Closing access to cheap credit as the spiral of on-lending and microfinance dependency began, which peaked among the poorest sections of society last year, runs the risk of being superimposed on a reduction in purchasing power rather quickly.

The debt burden of the population is currently estimated at 56%, and in some regions (Bashkiria, Altai Territory, Orenburg, Novosibirsk Regions) exceeds 80%.

According to analysts' forecasts, a particularly sharp drop in real incomes will affect the regions where the share of income required to cover debts to banks has already exceeded 85% (Tyva, Kalmykia).

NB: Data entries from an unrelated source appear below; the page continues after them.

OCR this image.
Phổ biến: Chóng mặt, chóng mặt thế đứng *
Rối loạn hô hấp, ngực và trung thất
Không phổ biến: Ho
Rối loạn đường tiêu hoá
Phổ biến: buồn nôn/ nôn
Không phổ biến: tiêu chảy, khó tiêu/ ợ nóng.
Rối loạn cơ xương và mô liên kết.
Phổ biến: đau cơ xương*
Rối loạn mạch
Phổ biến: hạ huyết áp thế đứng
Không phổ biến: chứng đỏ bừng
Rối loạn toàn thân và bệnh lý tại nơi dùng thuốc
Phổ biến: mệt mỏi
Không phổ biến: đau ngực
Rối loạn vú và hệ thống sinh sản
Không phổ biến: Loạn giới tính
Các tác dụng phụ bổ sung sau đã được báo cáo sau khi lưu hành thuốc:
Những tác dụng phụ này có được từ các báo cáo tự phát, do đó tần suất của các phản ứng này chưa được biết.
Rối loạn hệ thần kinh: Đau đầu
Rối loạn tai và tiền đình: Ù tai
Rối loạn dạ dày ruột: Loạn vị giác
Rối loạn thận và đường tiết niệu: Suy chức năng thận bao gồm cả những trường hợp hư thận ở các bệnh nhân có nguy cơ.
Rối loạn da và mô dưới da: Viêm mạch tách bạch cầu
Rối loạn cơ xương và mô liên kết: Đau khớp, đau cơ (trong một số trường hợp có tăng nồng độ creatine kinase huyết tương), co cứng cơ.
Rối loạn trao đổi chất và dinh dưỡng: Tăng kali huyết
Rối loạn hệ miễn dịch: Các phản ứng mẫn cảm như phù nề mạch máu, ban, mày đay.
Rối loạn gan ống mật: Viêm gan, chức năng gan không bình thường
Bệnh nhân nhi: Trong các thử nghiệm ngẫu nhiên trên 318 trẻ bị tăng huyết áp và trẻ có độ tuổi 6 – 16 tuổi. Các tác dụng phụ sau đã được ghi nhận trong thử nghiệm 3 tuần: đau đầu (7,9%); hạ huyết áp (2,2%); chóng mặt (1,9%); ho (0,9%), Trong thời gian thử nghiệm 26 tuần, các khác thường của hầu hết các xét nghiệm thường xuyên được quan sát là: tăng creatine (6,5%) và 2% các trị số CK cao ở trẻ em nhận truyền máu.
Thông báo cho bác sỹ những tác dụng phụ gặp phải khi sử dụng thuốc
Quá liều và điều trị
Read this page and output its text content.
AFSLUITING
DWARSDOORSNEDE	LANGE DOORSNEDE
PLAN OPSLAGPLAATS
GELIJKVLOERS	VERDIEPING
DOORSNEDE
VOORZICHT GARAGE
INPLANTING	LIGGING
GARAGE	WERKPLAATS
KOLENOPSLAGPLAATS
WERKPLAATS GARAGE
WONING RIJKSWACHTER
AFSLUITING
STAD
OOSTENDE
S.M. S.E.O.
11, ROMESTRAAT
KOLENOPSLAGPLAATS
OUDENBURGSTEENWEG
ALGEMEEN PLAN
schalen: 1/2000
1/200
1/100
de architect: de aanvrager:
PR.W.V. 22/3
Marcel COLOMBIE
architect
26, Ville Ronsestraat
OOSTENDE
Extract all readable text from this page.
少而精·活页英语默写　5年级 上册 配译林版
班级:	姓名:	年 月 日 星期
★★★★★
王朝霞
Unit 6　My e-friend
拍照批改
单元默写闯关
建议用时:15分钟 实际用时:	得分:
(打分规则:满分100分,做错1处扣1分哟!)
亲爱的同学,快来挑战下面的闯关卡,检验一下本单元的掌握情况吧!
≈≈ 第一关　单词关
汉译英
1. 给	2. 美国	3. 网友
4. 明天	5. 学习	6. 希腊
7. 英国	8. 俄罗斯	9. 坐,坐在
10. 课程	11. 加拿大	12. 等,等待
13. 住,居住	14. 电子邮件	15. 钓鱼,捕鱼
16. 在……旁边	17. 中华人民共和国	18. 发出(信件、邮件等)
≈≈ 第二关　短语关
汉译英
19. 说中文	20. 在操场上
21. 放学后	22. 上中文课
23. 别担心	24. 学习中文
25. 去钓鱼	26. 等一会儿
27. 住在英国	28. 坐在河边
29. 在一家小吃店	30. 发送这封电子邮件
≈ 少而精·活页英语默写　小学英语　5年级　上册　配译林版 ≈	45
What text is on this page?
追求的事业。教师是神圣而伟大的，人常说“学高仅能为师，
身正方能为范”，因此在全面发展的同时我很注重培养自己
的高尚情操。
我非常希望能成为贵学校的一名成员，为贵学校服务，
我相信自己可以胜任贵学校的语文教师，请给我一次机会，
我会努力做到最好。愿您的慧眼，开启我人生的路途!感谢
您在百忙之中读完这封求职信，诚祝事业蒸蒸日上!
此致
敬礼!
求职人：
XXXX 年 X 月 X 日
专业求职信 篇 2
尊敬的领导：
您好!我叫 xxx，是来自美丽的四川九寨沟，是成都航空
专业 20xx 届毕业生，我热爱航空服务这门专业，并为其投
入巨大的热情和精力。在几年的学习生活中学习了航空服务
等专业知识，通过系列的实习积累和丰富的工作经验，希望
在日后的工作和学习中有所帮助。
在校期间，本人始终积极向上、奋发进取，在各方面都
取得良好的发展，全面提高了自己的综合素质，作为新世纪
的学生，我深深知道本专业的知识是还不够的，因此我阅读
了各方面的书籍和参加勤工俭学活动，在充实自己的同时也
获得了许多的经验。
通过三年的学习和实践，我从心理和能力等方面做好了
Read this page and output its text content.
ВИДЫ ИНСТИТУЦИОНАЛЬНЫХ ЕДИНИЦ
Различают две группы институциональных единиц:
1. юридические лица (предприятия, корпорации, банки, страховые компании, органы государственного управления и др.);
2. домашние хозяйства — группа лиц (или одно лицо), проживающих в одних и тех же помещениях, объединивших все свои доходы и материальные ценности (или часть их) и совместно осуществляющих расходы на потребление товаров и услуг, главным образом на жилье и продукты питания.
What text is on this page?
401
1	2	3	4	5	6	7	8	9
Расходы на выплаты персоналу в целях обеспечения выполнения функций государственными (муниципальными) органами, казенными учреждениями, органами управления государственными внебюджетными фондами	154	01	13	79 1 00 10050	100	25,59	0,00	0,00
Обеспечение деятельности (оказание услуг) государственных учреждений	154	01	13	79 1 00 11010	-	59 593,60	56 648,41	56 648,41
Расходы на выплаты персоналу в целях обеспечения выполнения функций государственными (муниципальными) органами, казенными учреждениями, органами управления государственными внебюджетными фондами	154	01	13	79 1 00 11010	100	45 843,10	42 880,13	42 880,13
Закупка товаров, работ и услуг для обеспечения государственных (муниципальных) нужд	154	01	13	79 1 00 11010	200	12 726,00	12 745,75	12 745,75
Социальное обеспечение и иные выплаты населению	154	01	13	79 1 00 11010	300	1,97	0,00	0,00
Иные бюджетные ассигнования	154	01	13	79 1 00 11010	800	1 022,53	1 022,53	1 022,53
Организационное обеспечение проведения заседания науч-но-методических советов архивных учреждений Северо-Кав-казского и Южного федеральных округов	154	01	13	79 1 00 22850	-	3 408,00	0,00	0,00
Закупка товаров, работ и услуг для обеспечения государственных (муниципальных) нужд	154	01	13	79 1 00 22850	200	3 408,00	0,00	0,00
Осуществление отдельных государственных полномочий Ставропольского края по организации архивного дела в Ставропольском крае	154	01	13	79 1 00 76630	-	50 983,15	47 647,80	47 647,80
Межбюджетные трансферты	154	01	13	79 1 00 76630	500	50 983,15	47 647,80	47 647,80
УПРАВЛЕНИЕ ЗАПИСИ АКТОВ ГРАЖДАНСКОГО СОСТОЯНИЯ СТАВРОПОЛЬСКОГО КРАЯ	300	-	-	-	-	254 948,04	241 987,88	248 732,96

Despite the increase in the key rate and the general increase in consumer uncertainty, experts note a significant increase in the volume and amount of credit and loan debts in all regions.

The growth rate of debt load is especially high in regions where the real annual earnings of the majority of the population are significantly lower than the official average regional indicators: in the Sakhalin Oblast and Yamalo-Nenets Autonomous Okrug, the increase in debt load overtakes Moscow and St. Petersburg, with an almost threefold difference in wages.

The overall increase in debt has already crossed the 35% mark, which is ahead of even the most pessimistic forecasts of a fall in real incomes of the population as a result of inflation.

It is noted that the prompt introduction by the government of the possibility of switching to credit holidays in March this year has not yet brought a tangible result: over the past two months, no more than 1,000 people on average per region, with the exception of Moscow and St. Petersburg, have been able to use the option.

Experts point to the need to develop more systematic and affordable programs for citizens to get the population out of debt. At the same time, the state will have to make a choice between GDP and its own population. “The poorest regions of the country are rapidly covered by inflation and new lending rates, which are already bringing the term of the debt collapse to the boundary of one year or even several months. Credit assets account for more than 74% of GDP, of which at least 9% is already beyond the limits of the salary capabilities of its borrowers.

With the advent of real inflation in early June, this figure will double, and by the beginning of autumn it will become the number one threat to the Russian economy. The state's options will be limited: either release the key rate and inflation, allowing the population to continue to free fall into a deep debt hole, or cut another 5-10% of GDP by declaring a credit amnesty for the most impoverished segments of the population. In autumn, both of these options will turn out to be only a small price to pay for the lack of adequate measures to support the population and consistency between the support of the Government and the actions of the Central Bank today”, - experts say.